1. A method for treating a disease characterized by a constrictive airway comprising administering to a patient in need thereof via inhalation a pharmaceutical composition comprising trospium, wherein said patient achieves an effective therapy for at least 10 hours.

2. The method of claim 1 wherein said disease is chronic obstructive pulmonary disease.

3. The method of claim 1 wherein said composition comprises a dose of trospium of between about 50 to 1200 micrograms.

4. The method of claim 1 wherein said composition comprises a dose of trospium of between about 200 to 800 mcg.

5. The method of claim 1 wherein said composition comprises an aqueous solution of trospium hydrochloride.

6. The method of claim 1 wherein said composition comprises a particulate formulation comprising trospium.

7. The method of claim 1 wherein said composition comprises a dry particulate formulation of trospium wherein said formulation is administered with a dry powder inhaler.

8. The method of claim 1 wherein said composition comprises a dry particulate formulation of trospium characterized by a fine particle fraction of at least 50% and wherein said formulation is administered with a dry powder inhaler.

9. The method of claim 8 wherein said trospium formulation comprises micronized trospium.

10. The method of claim 8 wherein said trospium formulation comprises spray dried trospium.

11. The method of claim 10 wherein said trospium formulation has a tap density of less than 0.4 g/cm.sup.3.

12. The method of claim 11 wherein said trospium formulation has a mass mean aerodynamic diameter of less than 5 microns.

13. The method of claim 12 wherein said trospium formulation further comprises leucine, a phospholipid or combinations thereof.

14. The method of claim 13 wherein said formulation comprises at least about 70% by weight of leucine.

15. The method of claim 14 wherein said formulation contains less than about 10% by weight of trospium.

16. The method of claim 14 wherein said formulation comprises about 5% by weight trospium hydrochloride; between about 5 and 10% by weight of phospholipid and between about 85 and 90% by weight of leucine.

17. The method of claim 16 wherein the dose of trospium administered is about 50 to 1200 mcg.

18. The method of claim 16 wherein the dose of trospium administered is about 200 to 800 mcg.

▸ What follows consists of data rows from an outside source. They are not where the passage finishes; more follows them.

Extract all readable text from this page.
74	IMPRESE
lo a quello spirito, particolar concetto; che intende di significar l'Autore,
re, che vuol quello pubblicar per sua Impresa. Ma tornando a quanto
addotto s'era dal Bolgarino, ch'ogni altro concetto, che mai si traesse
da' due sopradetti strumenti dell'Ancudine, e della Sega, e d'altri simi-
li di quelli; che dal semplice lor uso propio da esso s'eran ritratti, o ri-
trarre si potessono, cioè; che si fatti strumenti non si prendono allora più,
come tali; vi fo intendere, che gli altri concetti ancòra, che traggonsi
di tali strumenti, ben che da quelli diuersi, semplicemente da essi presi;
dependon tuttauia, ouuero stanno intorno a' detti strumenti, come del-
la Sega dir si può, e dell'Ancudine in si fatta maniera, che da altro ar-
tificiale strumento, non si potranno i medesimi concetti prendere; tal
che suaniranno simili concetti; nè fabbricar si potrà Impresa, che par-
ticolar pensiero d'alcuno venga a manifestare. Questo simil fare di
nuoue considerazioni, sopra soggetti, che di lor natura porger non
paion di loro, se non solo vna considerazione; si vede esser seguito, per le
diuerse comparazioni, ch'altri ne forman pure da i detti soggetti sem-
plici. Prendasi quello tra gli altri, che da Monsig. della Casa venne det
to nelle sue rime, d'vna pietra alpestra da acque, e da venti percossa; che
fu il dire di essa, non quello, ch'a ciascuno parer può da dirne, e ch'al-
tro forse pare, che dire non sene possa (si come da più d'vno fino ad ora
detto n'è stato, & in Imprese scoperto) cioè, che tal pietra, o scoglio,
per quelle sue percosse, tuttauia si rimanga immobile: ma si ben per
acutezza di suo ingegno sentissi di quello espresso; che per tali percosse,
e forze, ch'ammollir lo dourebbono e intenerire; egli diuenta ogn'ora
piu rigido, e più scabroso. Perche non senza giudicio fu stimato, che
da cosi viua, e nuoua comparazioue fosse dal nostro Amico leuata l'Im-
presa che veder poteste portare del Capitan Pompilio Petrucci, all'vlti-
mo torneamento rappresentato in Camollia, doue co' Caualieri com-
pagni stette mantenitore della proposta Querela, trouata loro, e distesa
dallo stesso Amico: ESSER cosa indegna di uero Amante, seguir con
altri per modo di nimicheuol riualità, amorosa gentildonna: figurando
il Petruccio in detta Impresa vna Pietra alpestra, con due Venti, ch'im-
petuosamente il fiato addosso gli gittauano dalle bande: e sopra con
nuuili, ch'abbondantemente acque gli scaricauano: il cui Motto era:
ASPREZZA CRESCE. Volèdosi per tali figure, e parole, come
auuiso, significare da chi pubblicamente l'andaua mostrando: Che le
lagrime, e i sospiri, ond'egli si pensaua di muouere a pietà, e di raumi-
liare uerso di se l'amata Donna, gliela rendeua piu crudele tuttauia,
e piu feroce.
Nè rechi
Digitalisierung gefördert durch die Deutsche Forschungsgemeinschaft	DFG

19. The method of claim 17 wherein the patient achieves an effective therapy for at least about 15 hours.

20. The method of claim 17 wherein the patient achieves an effective therapy for at least about 24 hours.

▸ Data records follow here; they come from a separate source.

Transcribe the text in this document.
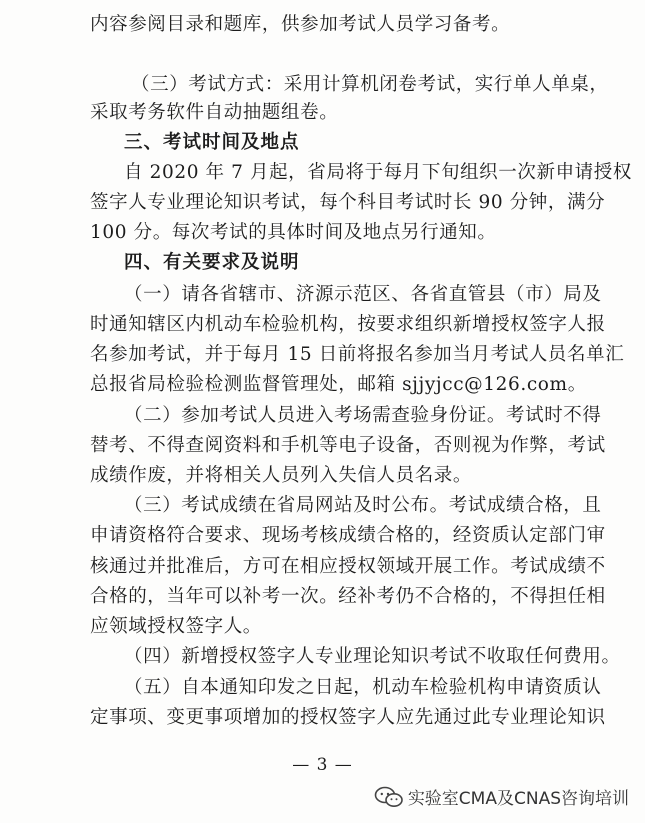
内容参阅目录和题库，供参加考试人员学习备考。
（三）考试方式：采用计算机闭卷考试，实行单人单桌，
采取考务软件自动抽题组卷。
三、考试时间及地点
自 2020 年 7 月起，省局将于每月下旬组织一次新申请授权
签字人专业理论知识考试，每个科目考试时长 90 分钟，满分
100 分。每次考试的具体时间及地点另行通知。
四、有关要求及说明
（一）请各省辖市、济源示范区、各省直管县（市）局及
时通知辖区内机动车检验机构，按要求组织新增授权签字人报
名参加考试，并于每月 15 日前将报名参加当月考试人员名单汇
总报省局检验检测监督管理处，邮箱 sjjyjcc@126.com。
（二）参加考试人员进入考场需查验身份证。考试时不得
替考、不得查阅资料和手机等电子设备，否则视为作弊，考试
成绩作废，并将相关人员列入失信人员名录。
（三）考试成绩在省局网站及时公布。考试成绩合格，且
申请资格符合要求、现场考核成绩合格的，经资质认定部门审
核通过并批准后，方可在相应授权领域开展工作。考试成绩不
合格的，当年可以补考一次。经补考仍不合格的，不得担任相
应领域授权签字人。
（四）新增授权签字人专业理论知识考试不收取任何费用。
（五）自本通知印发之日起，机动车检验机构申请资质认
定事项、变更事项增加的授权签字人应先通过此专业理论知识
— 3 —
实验室CMA及CNAS咨询培训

21. The method of claim 8 wherein the formulation is administered once per day.

22. The method of claim 1 further comprising the administration of a second active agent.

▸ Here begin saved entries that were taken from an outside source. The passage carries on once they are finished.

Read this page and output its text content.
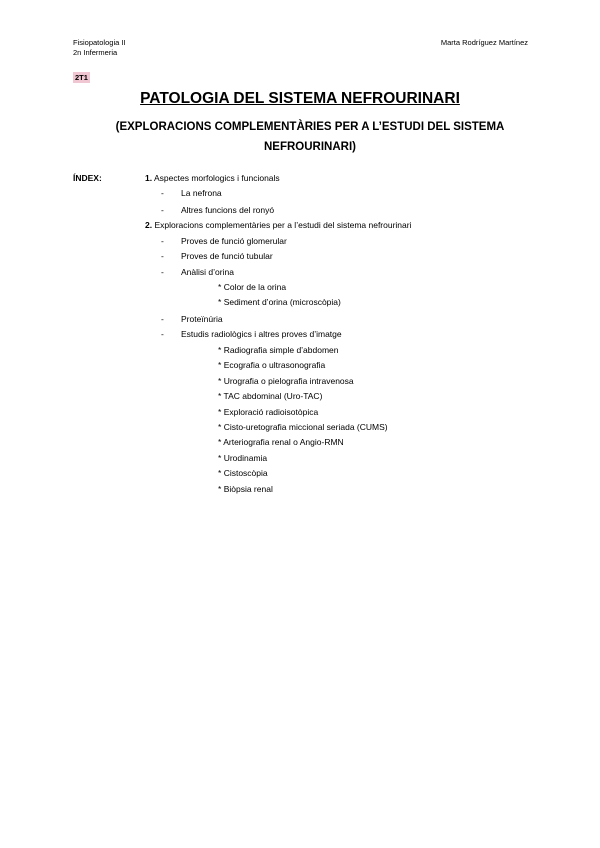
Fisiopatologia II
2n Infermeria
Marta Rodríguez Martínez
2T1
PATOLOGIA DEL SISTEMA NEFROURINARI
(EXPLORACIONS COMPLEMENTÀRIES PER A L’ESTUDI DEL SISTEMA NEFROURINARI)
ÍNDEX:	1. Aspectes morfologics i funcionals
- La nefrona
- Altres funcions del ronyó
2. Exploracions complementàries per a l’estudi del sistema nefrourinari
- Proves de funció glomerular
- Proves de funció tubular
- Anàlisi d’orina
* Color de la orina
* Sediment d’orina (microscòpia)
- Proteïnúria
- Estudis radiològics i altres proves d’imatge
* Radiografia simple d’abdomen
* Ecografia o ultrasonografia
* Urografia o pielografia intravenosa
* TAC abdominal (Uro-TAC)
* Exploració radioisotòpica
* Cisto-uretografia miccional seriada (CUMS)
* Arteriografia renal o Angio-RMN
* Urodinamia
* Cistoscòpia
* Biòpsia renal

23. The method of claim 22 wherein the second active agent is a beta-2 agonist.

24. The method of claim 23 wherein the second active agent is formoterol.

25. The method of claim 23 wherein the second active agent is administered separately from the trospium formulation.

26. The method of claim 24 wherein the second active agent is incorporated into the trospium formulation.

27. The method of claim 24 wherein the composition comprises a spray dried formulation comprising trospium, formoterol, leucine and, optionally, a phospholipid.

28. A pharmaceutical composition for inhalation comprising trospium and formoterol.